Algebra Kinematics: Ball above head, how fast must travel to

[Notaphysicsmajor]

Homework Statement

Hello there physicsforums,

I have a problem that I'd like feedback on as I'm not sure if I had solved it or approached it correctly.

A ball that is traveling 5m/s is 30 meters above a person who is standing still. How fast must the person travel in order to catch the ball?

To minimize confusion and misinterpretation I've decided to upload a visual of the problem, as well as my work involved:

http://imgur.com/m1tGOIA

Homework Equations

(Final velocity)^2 = (Initial velocity)^2 + 2 (acceleration)(change of distance)
(change of distance) = (Initial velocity)(time) + .5 (acceleration)(time)^2

The Attempt at a Solution

My logic:

My first approach was to find the time it would take the ball to get from the top of its trajectory to the person.

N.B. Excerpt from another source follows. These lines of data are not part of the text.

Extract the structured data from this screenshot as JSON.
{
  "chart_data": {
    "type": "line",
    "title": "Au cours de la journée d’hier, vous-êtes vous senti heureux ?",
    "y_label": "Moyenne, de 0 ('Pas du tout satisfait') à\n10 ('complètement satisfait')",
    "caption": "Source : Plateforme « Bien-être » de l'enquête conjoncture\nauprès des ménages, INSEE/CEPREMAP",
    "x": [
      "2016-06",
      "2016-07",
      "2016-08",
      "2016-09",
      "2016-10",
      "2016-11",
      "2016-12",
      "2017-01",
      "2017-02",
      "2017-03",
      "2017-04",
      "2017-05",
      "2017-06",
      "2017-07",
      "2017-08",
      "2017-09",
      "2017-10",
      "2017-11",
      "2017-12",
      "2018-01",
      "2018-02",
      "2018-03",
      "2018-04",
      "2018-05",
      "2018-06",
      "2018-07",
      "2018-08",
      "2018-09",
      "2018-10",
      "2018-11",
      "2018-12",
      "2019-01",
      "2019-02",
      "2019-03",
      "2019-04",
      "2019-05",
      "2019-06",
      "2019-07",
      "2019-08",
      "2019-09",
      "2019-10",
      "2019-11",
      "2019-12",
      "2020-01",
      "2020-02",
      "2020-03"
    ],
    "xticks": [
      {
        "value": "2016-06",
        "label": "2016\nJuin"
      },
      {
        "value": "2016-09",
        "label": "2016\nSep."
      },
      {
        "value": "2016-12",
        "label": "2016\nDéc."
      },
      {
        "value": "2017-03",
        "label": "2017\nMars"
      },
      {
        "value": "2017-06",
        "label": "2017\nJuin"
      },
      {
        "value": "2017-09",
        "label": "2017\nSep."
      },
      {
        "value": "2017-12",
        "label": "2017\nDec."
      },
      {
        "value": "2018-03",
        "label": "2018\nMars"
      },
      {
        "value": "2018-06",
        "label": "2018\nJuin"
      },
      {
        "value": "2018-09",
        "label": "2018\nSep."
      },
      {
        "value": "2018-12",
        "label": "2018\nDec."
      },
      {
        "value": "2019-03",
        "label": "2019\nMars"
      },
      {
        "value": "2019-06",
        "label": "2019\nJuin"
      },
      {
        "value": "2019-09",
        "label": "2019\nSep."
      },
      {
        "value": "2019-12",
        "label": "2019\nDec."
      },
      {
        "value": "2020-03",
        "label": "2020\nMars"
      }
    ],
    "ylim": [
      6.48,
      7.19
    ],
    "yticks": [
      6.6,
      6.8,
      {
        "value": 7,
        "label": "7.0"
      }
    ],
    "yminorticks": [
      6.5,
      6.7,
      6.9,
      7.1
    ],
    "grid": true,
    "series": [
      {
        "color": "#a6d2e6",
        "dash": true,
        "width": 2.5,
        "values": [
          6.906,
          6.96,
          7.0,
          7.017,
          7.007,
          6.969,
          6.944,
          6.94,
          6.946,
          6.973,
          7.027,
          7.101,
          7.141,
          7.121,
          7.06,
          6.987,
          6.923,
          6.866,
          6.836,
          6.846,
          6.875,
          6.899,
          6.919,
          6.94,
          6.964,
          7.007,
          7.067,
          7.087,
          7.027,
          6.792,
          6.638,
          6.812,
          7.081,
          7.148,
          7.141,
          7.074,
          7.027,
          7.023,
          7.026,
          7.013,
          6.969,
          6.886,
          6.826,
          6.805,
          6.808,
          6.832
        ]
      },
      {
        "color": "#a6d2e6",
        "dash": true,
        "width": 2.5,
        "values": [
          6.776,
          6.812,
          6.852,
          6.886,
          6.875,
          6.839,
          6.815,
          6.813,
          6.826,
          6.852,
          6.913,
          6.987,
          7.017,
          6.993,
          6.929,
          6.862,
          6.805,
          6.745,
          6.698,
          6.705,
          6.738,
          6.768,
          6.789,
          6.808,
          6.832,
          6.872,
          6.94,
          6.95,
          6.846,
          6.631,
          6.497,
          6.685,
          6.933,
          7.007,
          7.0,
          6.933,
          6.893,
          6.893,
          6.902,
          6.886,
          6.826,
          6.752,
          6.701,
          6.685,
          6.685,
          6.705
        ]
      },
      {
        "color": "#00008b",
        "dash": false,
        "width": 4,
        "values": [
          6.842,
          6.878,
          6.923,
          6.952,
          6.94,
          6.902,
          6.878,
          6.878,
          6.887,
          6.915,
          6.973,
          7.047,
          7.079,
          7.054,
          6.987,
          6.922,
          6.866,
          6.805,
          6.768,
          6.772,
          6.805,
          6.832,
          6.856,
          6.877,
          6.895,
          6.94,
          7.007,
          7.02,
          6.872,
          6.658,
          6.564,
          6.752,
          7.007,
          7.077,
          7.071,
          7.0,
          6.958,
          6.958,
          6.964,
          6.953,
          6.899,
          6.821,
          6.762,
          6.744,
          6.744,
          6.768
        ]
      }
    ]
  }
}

Once I found the time, I used that time to calculate how far the ball would have traveled on the x axis.

Knowing how far the ball traveled in the x-axis and how long it took, I then found the speed at which the person standing still would need to travel in order to cover that amount of distance in the certain amount of time.

I'm not sure if this is correct or not, but this was the only logical approach I could come up with.

 

[gneill]

Hi Notaphysicsmajor,

Welcome to Physics Forums!

Your logic is sound, if a bit overkill for the problem. Consider: what is the x-velocity of the ball? Does it ever change during its flight?

In your image you write an equation: $V_f^2 = 0 + 2(2.47)(12.35)$. It seems to me from your other work there that the 2.47 is a time value which seems strange. Is that the case? What's the original kinematic equation in symbols?

 

[Notaphysicsmajor]

Excellent observation my dear Watson!

Thank you for catching that, yes you are correct.

The equation is (Final velocity)^2 = (Initial velocity)^2 + 2(acceleration)(distance), and I had input time in the value for acceleration.

Correct me if I'm wrong, I should have used the formula (change of distance) = (Initial velocity)(time) + .5(acceleration)(time)^2 to find acceleration.

With acceleration now known, I can use (Final velocity) = (Initial velocity) + (acceleration)(time)

After a quick computation here is what I was able to come up with:

(change of distance) = (Initial velocity)(time) + .5(acceleration)(time)^2
Δd = V° + .5(a)(t)^2
12.35 = 0(2.47) + .5(a)(2.47)^2
Acceleration = 4.05(Final velocity) = (Initial velocity) + (acceleration)(time)
Vƒ = V° + (a)(t)
Vƒ = 0 + (4.05)(2.47)
Vƒ = 10

 

[gneill]

The question only asks, "How fast must the person travel in order to catch the ball?". If you assume constant speed for "how fast" then he only needs to stay under the ball...

 

[TomHart]

How fast must the person travel in order to catch the ball?

I thought the wording of this question was poor. What came to mind for me was that the person would be moving with a constant velocity. You have assumed that he would be accelerating with a constant velocity (EDIT: I mean constant acceleration). You may be right since it was stated that the person was originally "standing still".